(i) Express \(\frac{2}{(x+1)(x+3)}\) as \(\frac{A}{x+1} + \frac{B}{x+3}\).
Multiply through by \((x+1)(x+3)\) to get: \(2 = A(x+3) + B(x+1)\).
Set \(x = -1\): \(2 = A(-1+3) \Rightarrow A = 1\).
Set \(x = -3\): \(2 = B(-3+1) \Rightarrow B = -1\).
Thus, \(\frac{2}{(x+1)(x+3)} = \frac{1}{x+1} - \frac{1}{x+3}\).
(ii) Square the result from part (i):
\(\left( \frac{1}{x+1} - \frac{1}{x+3} \right)^2 = \frac{1}{(x+1)^2} - \frac{2}{(x+1)(x+3)} + \frac{1}{(x+3)^2}\).
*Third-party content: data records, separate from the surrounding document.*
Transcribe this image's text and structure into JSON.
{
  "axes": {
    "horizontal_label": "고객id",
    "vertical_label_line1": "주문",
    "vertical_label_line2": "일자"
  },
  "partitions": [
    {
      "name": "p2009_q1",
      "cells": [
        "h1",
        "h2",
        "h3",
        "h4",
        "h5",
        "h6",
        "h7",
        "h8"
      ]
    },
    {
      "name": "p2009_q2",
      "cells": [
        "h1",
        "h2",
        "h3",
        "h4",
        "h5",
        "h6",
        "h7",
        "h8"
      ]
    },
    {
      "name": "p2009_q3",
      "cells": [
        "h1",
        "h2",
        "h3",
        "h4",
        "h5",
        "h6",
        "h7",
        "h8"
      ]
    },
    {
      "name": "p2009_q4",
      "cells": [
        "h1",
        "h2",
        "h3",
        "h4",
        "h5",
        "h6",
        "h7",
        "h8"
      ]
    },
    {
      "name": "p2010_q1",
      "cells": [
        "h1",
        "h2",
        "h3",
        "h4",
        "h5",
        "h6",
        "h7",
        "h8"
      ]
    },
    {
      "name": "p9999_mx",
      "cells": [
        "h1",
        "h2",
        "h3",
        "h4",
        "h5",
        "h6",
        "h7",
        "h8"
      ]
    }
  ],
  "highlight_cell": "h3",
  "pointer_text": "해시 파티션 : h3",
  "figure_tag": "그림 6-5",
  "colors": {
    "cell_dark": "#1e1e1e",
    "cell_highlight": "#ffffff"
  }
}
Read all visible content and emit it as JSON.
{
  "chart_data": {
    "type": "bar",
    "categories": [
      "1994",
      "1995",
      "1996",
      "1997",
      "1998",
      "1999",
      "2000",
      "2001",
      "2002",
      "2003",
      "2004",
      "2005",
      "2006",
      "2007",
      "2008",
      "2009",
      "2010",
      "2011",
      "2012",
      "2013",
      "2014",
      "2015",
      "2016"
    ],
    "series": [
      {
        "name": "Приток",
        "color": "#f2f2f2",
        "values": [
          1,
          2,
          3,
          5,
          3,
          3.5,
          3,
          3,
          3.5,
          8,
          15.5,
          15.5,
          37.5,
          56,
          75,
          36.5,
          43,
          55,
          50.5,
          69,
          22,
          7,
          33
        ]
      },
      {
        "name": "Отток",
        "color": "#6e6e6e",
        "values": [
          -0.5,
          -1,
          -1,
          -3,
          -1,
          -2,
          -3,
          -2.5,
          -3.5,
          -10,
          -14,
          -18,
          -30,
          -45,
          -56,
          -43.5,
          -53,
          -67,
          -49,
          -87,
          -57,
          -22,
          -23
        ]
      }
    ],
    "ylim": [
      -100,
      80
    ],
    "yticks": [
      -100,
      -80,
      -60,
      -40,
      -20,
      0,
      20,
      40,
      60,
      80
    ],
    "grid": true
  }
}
Substitute \(\frac{2}{(x+1)(x+3)} = \frac{1}{x+1} - \frac{1}{x+3}\) to get:
\(\frac{1}{(x+1)^2} - \frac{1}{x+1} + \frac{1}{x+3} + \frac{1}{(x+3)^2}\).
(iii) Integrate \(\int_0^1 \frac{4}{(x+1)^2(x+3)^2} \, dx\).
Using the result from part (ii):
\(\int_0^1 \left( \frac{1}{(x+1)^2} - \frac{1}{x+1} + \frac{1}{x+3} + \frac{1}{(x+3)^2} \right) \, dx\).
Integrate each term:
\(\int \frac{1}{(x+1)^2} \, dx = -\frac{1}{x+1}\), \(\int \frac{1}{x+1} \, dx = \ln(x+1)\), \(\int \frac{1}{x+3} \, dx = \ln(x+3)\), \(\int \frac{1}{(x+3)^2} \, dx = -\frac{1}{x+3}\).
Evaluate from 0 to 1:
\(-\frac{1}{2} - \ln 2 + \ln 4 - \frac{1}{4} = \frac{7}{12} - \ln \frac{3}{2}\).